For a couple of weeks, I just sat, filling the space left by his receptionist. Her name was Sandy, and I would get calls, the person on the other end saying “Sandy?” in that way people do when they know you can’t possibly be Sandy. I stared at the computer, aching for work. I went through files on the hard drive and found nothing of interest. I read rules and regulations and NCAA guidelines in PDF format. I read and refreshed my email fifty thousand times a day. I got to know the staff a little, and they were nice. Athletic and nice. At lunch, I walked around the beautiful campus.
The office was located across from the Olympic sized pool, and three or four times a week, the divers would stand by the turquoise water and swing their arms around, stretching. I looked at bodies that were exceptional. The girls would slice through the air; they were small but not rail thin like you’d imagine. The boys (not really boys, I guess) were muscular, of course. I surprised myself by watching all of it with great interest, and not just for the beautiful muscled bodies. That was part of it, but it was also great motivation for physical excercise. At one point, I deluded myself into thinking I could become a swimmer.
After a couple of weeks, I couldn’t take it anymore. I brought a book to work and tried hiding it in my lap as I read, but after a short time I gave up on the charade that I had anything else to do. I went through three collections of stories: O’Connor, Yates, Marquez. I reread a series of books by Poppy Brite. I read Shirley Jackson and James Baldwin. And I wrote.

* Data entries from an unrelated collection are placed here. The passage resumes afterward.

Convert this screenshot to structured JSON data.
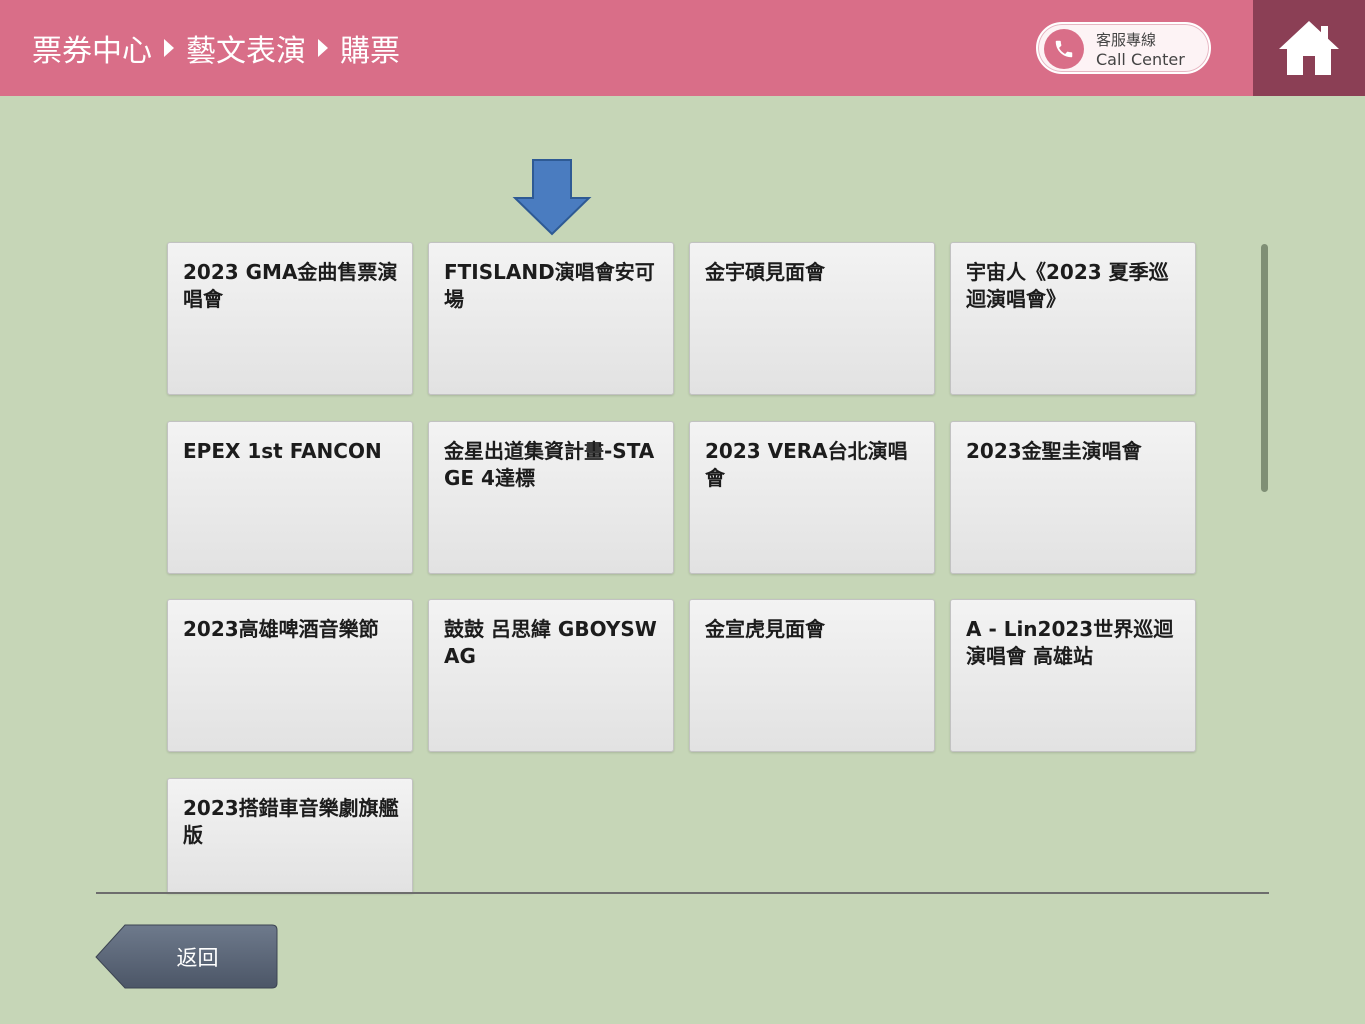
{
  "header": {
    "breadcrumb": [
      "票券中心",
      "藝文表演",
      "購票"
    ],
    "call_center": {
      "line1": "客服專線",
      "line2": "Call Center"
    },
    "home_icon": "home-icon",
    "background": "#d96e88",
    "home_background": "#8b3f55"
  },
  "main": {
    "events": [
      "2023 GMA金曲售票演唱會",
      "FTISLAND演唱會安可場",
      "金宇碩見面會",
      "宇宙人《2023 夏季巡迴演唱會》",
      "EPEX 1st FANCON",
      "金星出道集資計畫-STAGE 4達標",
      "2023 VERA台北演唱會",
      "2023金聖圭演唱會",
      "2023高雄啤酒音樂節",
      "鼓鼓 呂思緯 GBOYSWAG",
      "金宣虎見面會",
      "A - Lin2023世界巡迴演唱會 高雄站",
      "2023搭錯車音樂劇旗艦版"
    ],
    "indicator_icon": "arrow-down-icon",
    "indicator_color": "#4a7cc0"
  },
  "footer": {
    "back_label": "返回"
  }
}
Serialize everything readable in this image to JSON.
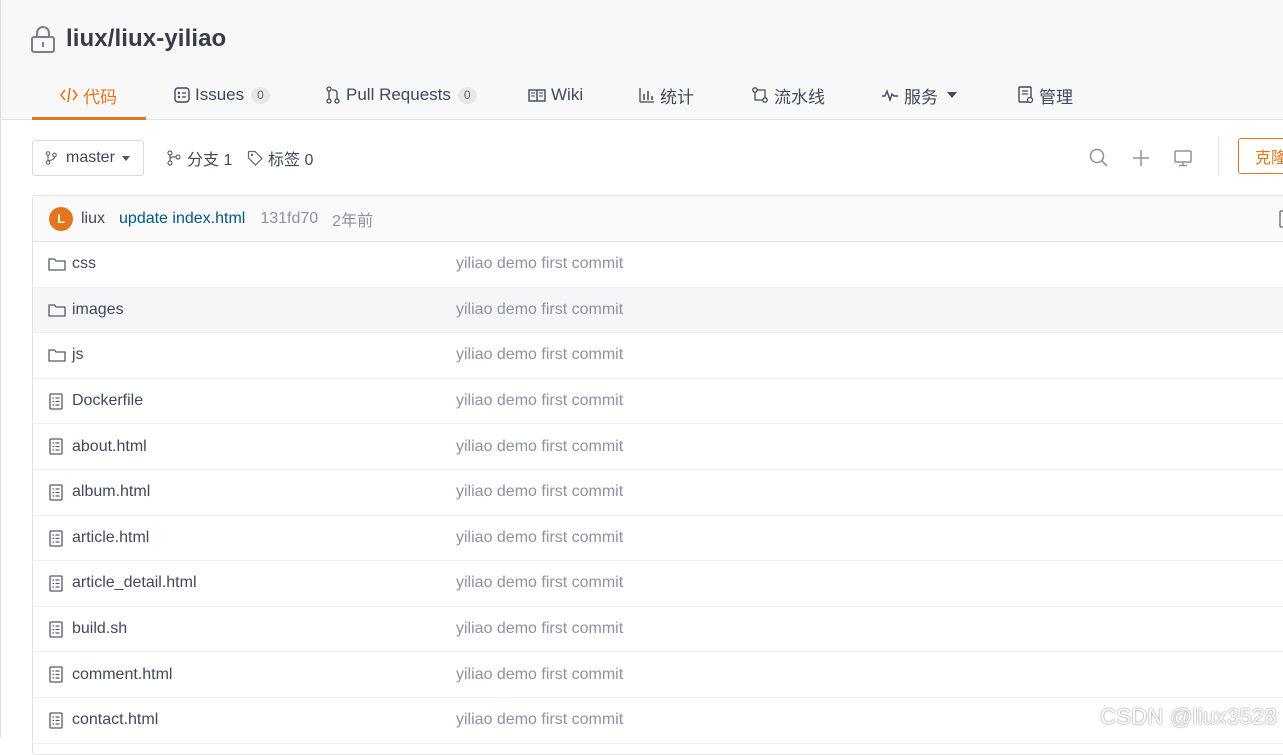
{
  "repo": {
    "title": "liux/liux-yiliao"
  },
  "tabs": [
    {
      "label": "代码",
      "icon": "code-icon",
      "active": true
    },
    {
      "label": "Issues",
      "count": "0",
      "icon": "issues-icon"
    },
    {
      "label": "Pull Requests",
      "count": "0",
      "icon": "pull-request-icon"
    },
    {
      "label": "Wiki",
      "icon": "wiki-book-icon"
    },
    {
      "label": "统计",
      "icon": "bar-chart-icon"
    },
    {
      "label": "流水线",
      "icon": "pipeline-icon"
    },
    {
      "label": "服务",
      "icon": "pulse-icon"
    },
    {
      "label": "管理",
      "icon": "settings-doc-icon"
    }
  ],
  "toolbar": {
    "branch": "master",
    "branches_label": "分支 1",
    "tags_label": "标签 0",
    "clone_label": "克隆/下载"
  },
  "commit": {
    "avatar_letter": "L",
    "author": "liux",
    "message": "update index.html",
    "sha": "131fd70",
    "time": "2年前"
  },
  "files": [
    {
      "name": "css",
      "type": "folder",
      "message": "yiliao demo first commit"
    },
    {
      "name": "images",
      "type": "folder",
      "message": "yiliao demo first commit"
    },
    {
      "name": "js",
      "type": "folder",
      "message": "yiliao demo first commit"
    },
    {
      "name": "Dockerfile",
      "type": "file",
      "message": "yiliao demo first commit"
    },
    {
      "name": "about.html",
      "type": "file",
      "message": "yiliao demo first commit"
    },
    {
      "name": "album.html",
      "type": "file",
      "message": "yiliao demo first commit"
    },
    {
      "name": "article.html",
      "type": "file",
      "message": "yiliao demo first commit"
    },
    {
      "name": "article_detail.html",
      "type": "file",
      "message": "yiliao demo first commit"
    },
    {
      "name": "build.sh",
      "type": "file",
      "message": "yiliao demo first commit"
    },
    {
      "name": "comment.html",
      "type": "file",
      "message": "yiliao demo first commit"
    },
    {
      "name": "contact.html",
      "type": "file",
      "message": "yiliao demo first commit"
    }
  ],
  "watermark": "CSDN @liux3528",
  "colors": {
    "accent": "#e2751e",
    "link": "#005980",
    "muted": "#8c92a4"
  }
}
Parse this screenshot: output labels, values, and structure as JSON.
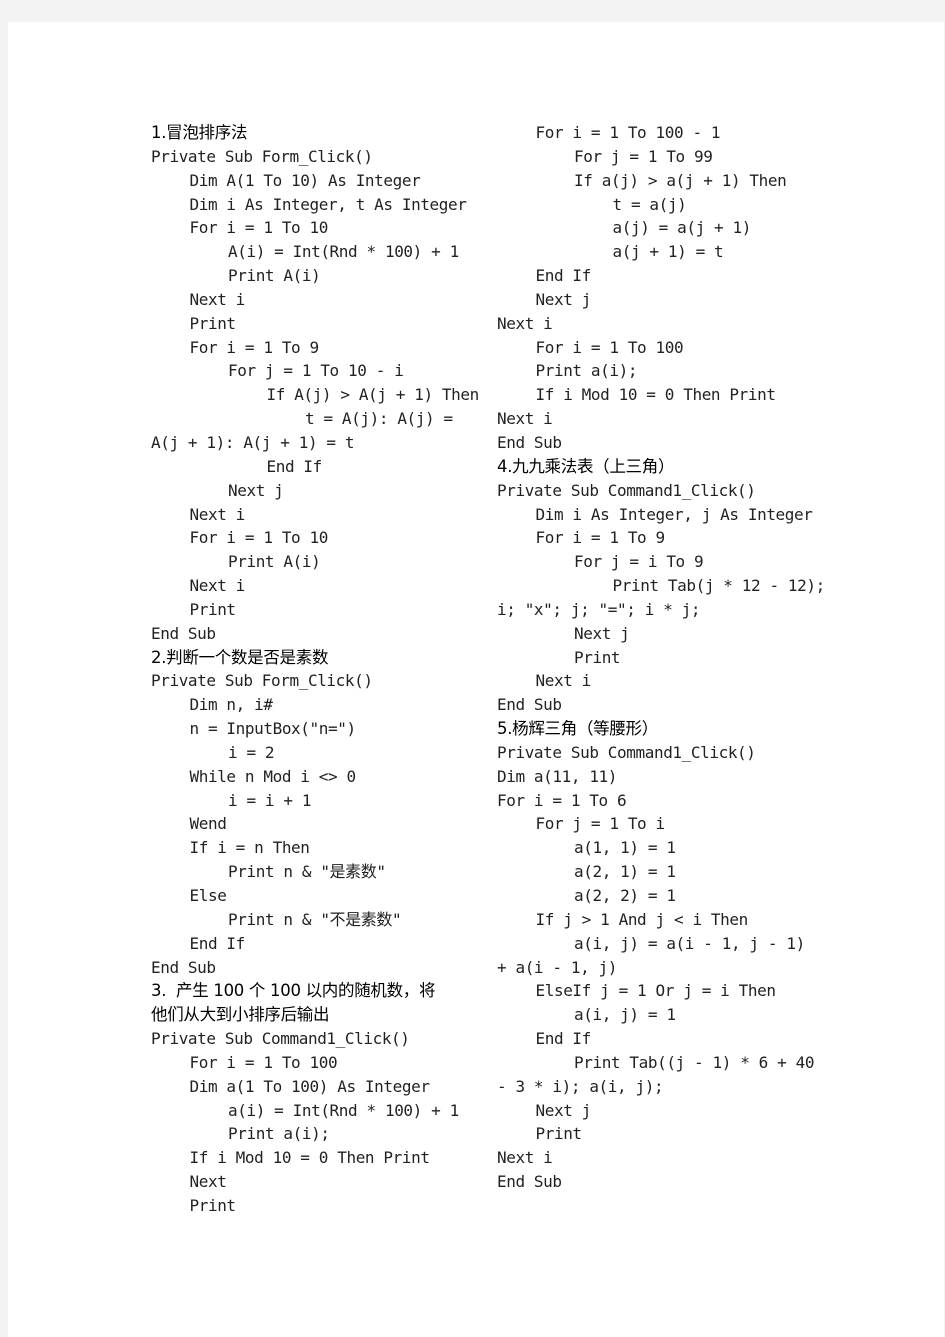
{
  "document": {
    "left_column": [
      {
        "type": "heading",
        "text": "1.冒泡排序法"
      },
      {
        "type": "code",
        "indent": 0,
        "text": "Private Sub Form_Click()"
      },
      {
        "type": "code",
        "indent": 1,
        "text": "Dim A(1 To 10) As Integer"
      },
      {
        "type": "code",
        "indent": 1,
        "text": "Dim i As Integer, t As Integer"
      },
      {
        "type": "code",
        "indent": 1,
        "text": "For i = 1 To 10"
      },
      {
        "type": "code",
        "indent": 2,
        "text": "A(i) = Int(Rnd * 100) + 1"
      },
      {
        "type": "code",
        "indent": 2,
        "text": "Print A(i)"
      },
      {
        "type": "code",
        "indent": 1,
        "text": "Next i"
      },
      {
        "type": "code",
        "indent": 1,
        "text": "Print"
      },
      {
        "type": "code",
        "indent": 1,
        "text": "For i = 1 To 9"
      },
      {
        "type": "code",
        "indent": 2,
        "text": "For j = 1 To 10 - i"
      },
      {
        "type": "code",
        "indent": 3,
        "text": "If A(j) > A(j + 1) Then"
      },
      {
        "type": "code",
        "indent": 4,
        "text": "t = A(j): A(j) ="
      },
      {
        "type": "code",
        "indent": 0,
        "text": "A(j + 1): A(j + 1) = t"
      },
      {
        "type": "code",
        "indent": 3,
        "text": "End If"
      },
      {
        "type": "code",
        "indent": 2,
        "text": "Next j"
      },
      {
        "type": "code",
        "indent": 1,
        "text": "Next i"
      },
      {
        "type": "code",
        "indent": 1,
        "text": "For i = 1 To 10"
      },
      {
        "type": "code",
        "indent": 2,
        "text": "Print A(i)"
      },
      {
        "type": "code",
        "indent": 1,
        "text": "Next i"
      },
      {
        "type": "code",
        "indent": 1,
        "text": "Print"
      },
      {
        "type": "code",
        "indent": 0,
        "text": "End Sub"
      },
      {
        "type": "heading",
        "text": "2.判断一个数是否是素数"
      },
      {
        "type": "code",
        "indent": 0,
        "text": "Private Sub Form_Click()"
      },
      {
        "type": "code",
        "indent": 1,
        "text": "Dim n, i#"
      },
      {
        "type": "code",
        "indent": 1,
        "text": "n = InputBox(\"n=\")"
      },
      {
        "type": "code",
        "indent": 2,
        "text": "i = 2"
      },
      {
        "type": "code",
        "indent": 1,
        "text": "While n Mod i <> 0"
      },
      {
        "type": "code",
        "indent": 2,
        "text": "i = i + 1"
      },
      {
        "type": "code",
        "indent": 1,
        "text": "Wend"
      },
      {
        "type": "code",
        "indent": 1,
        "text": "If i = n Then"
      },
      {
        "type": "code",
        "indent": 2,
        "text": "Print n & \"是素数\""
      },
      {
        "type": "code",
        "indent": 1,
        "text": "Else"
      },
      {
        "type": "code",
        "indent": 2,
        "text": "Print n & \"不是素数\""
      },
      {
        "type": "code",
        "indent": 1,
        "text": "End If"
      },
      {
        "type": "code",
        "indent": 0,
        "text": "End Sub"
      },
      {
        "type": "heading",
        "text": "3.  产生 100 个 100 以内的随机数，将"
      },
      {
        "type": "heading",
        "text": "他们从大到小排序后输出"
      },
      {
        "type": "code",
        "indent": 0,
        "text": "Private Sub Command1_Click()"
      },
      {
        "type": "code",
        "indent": 1,
        "text": "For i = 1 To 100"
      },
      {
        "type": "code",
        "indent": 1,
        "text": "Dim a(1 To 100) As Integer"
      },
      {
        "type": "code",
        "indent": 2,
        "text": "a(i) = Int(Rnd * 100) + 1"
      },
      {
        "type": "code",
        "indent": 2,
        "text": "Print a(i);"
      },
      {
        "type": "code",
        "indent": 1,
        "text": "If i Mod 10 = 0 Then Print"
      },
      {
        "type": "code",
        "indent": 1,
        "text": "Next"
      },
      {
        "type": "code",
        "indent": 1,
        "text": "Print"
      }
    ],
    "right_column": [
      {
        "type": "code",
        "indent": 1,
        "text": "For i = 1 To 100 - 1"
      },
      {
        "type": "code",
        "indent": 2,
        "text": "For j = 1 To 99"
      },
      {
        "type": "code",
        "indent": 2,
        "text": "If a(j) > a(j + 1) Then"
      },
      {
        "type": "code",
        "indent": 3,
        "text": "t = a(j)"
      },
      {
        "type": "code",
        "indent": 3,
        "text": "a(j) = a(j + 1)"
      },
      {
        "type": "code",
        "indent": 3,
        "text": "a(j + 1) = t"
      },
      {
        "type": "code",
        "indent": 1,
        "text": "End If"
      },
      {
        "type": "code",
        "indent": 1,
        "text": "Next j"
      },
      {
        "type": "code",
        "indent": 0,
        "text": "Next i"
      },
      {
        "type": "code",
        "indent": 1,
        "text": "For i = 1 To 100"
      },
      {
        "type": "code",
        "indent": 1,
        "text": "Print a(i);"
      },
      {
        "type": "code",
        "indent": 1,
        "text": "If i Mod 10 = 0 Then Print"
      },
      {
        "type": "code",
        "indent": 0,
        "text": "Next i"
      },
      {
        "type": "code",
        "indent": 0,
        "text": "End Sub"
      },
      {
        "type": "heading",
        "text": "4.九九乘法表（上三角）"
      },
      {
        "type": "code",
        "indent": 0,
        "text": "Private Sub Command1_Click()"
      },
      {
        "type": "code",
        "indent": 1,
        "text": "Dim i As Integer, j As Integer"
      },
      {
        "type": "code",
        "indent": 1,
        "text": "For i = 1 To 9"
      },
      {
        "type": "code",
        "indent": 2,
        "text": "For j = i To 9"
      },
      {
        "type": "code",
        "indent": 3,
        "text": "Print Tab(j * 12 - 12);"
      },
      {
        "type": "code",
        "indent": 0,
        "text": "i; \"x\"; j; \"=\"; i * j;"
      },
      {
        "type": "code",
        "indent": 2,
        "text": "Next j"
      },
      {
        "type": "code",
        "indent": 2,
        "text": "Print"
      },
      {
        "type": "code",
        "indent": 1,
        "text": "Next i"
      },
      {
        "type": "code",
        "indent": 0,
        "text": "End Sub"
      },
      {
        "type": "heading",
        "text": "5.杨辉三角（等腰形）"
      },
      {
        "type": "code",
        "indent": 0,
        "text": "Private Sub Command1_Click()"
      },
      {
        "type": "code",
        "indent": 0,
        "text": "Dim a(11, 11)"
      },
      {
        "type": "code",
        "indent": 0,
        "text": "For i = 1 To 6"
      },
      {
        "type": "code",
        "indent": 1,
        "text": "For j = 1 To i"
      },
      {
        "type": "code",
        "indent": 2,
        "text": "a(1, 1) = 1"
      },
      {
        "type": "code",
        "indent": 2,
        "text": "a(2, 1) = 1"
      },
      {
        "type": "code",
        "indent": 2,
        "text": "a(2, 2) = 1"
      },
      {
        "type": "code",
        "indent": 1,
        "text": "If j > 1 And j < i Then"
      },
      {
        "type": "code",
        "indent": 2,
        "text": "a(i, j) = a(i - 1, j - 1)"
      },
      {
        "type": "code",
        "indent": 0,
        "text": "+ a(i - 1, j)"
      },
      {
        "type": "code",
        "indent": 1,
        "text": "ElseIf j = 1 Or j = i Then"
      },
      {
        "type": "code",
        "indent": 2,
        "text": "a(i, j) = 1"
      },
      {
        "type": "code",
        "indent": 1,
        "text": "End If"
      },
      {
        "type": "code",
        "indent": 2,
        "text": "Print Tab((j - 1) * 6 + 40"
      },
      {
        "type": "code",
        "indent": 0,
        "text": "- 3 * i); a(i, j);"
      },
      {
        "type": "code",
        "indent": 1,
        "text": "Next j"
      },
      {
        "type": "code",
        "indent": 1,
        "text": "Print"
      },
      {
        "type": "code",
        "indent": 0,
        "text": "Next i"
      },
      {
        "type": "code",
        "indent": 0,
        "text": "End Sub"
      }
    ]
  }
}
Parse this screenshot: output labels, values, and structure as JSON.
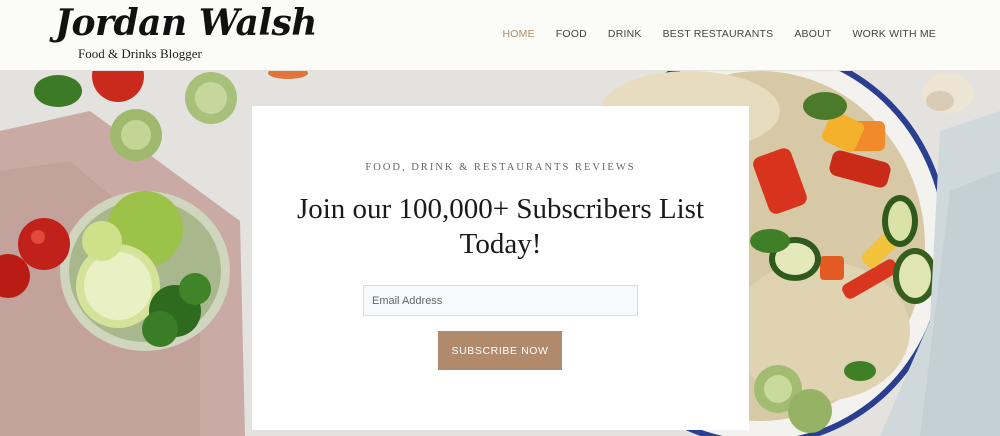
{
  "brand": {
    "name": "Jordan Walsh",
    "tagline": "Food & Drinks Blogger"
  },
  "nav": {
    "items": [
      {
        "label": "HOME",
        "active": true
      },
      {
        "label": "FOOD",
        "active": false
      },
      {
        "label": "DRINK",
        "active": false
      },
      {
        "label": "BEST RESTAURANTS",
        "active": false
      },
      {
        "label": "ABOUT",
        "active": false
      },
      {
        "label": "WORK WITH ME",
        "active": false
      }
    ]
  },
  "subscribe": {
    "eyebrow": "FOOD, DRINK & RESTAURANTS REVIEWS",
    "title": "Join our 100,000+ Subscribers List Today!",
    "email_placeholder": "Email Address",
    "email_value": "",
    "button_label": "SUBSCRIBE NOW"
  },
  "colors": {
    "accent": "#b08a6a",
    "header_bg": "#fbfbf8",
    "card_bg": "#ffffff"
  },
  "icons": {
    "hero_image": "food-salad-photo"
  }
}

I read and got paid for it. It was surreal. I wrote long hand in a small book. At the time, what I wrote felt important and special because I had never written long hand before. I look at that writing now and realize that it was really nothing, well, nothing but practice anyway. I worked for five months, and read five months’ worth of books. It was a taste of what I wish my life could be. Go to the office, remove your coat, switch on the light over your desk, and open the book. Like most people, I have to go to work and sell my time. When I get home, it’s a lot harder to turn the lights on, go to the desk and start over again. When you are alone in your house, it can feel like killing time because time ticks by in silence. You can fill it with TV (and I do that sometimes), or chopping veggies, or working out, or whatever. Or you can teach yourself, or write something, even though it won’t get you a new and better job, it won’t get you much of anything. But you do it, because you are building a career in your own mind, and always have been.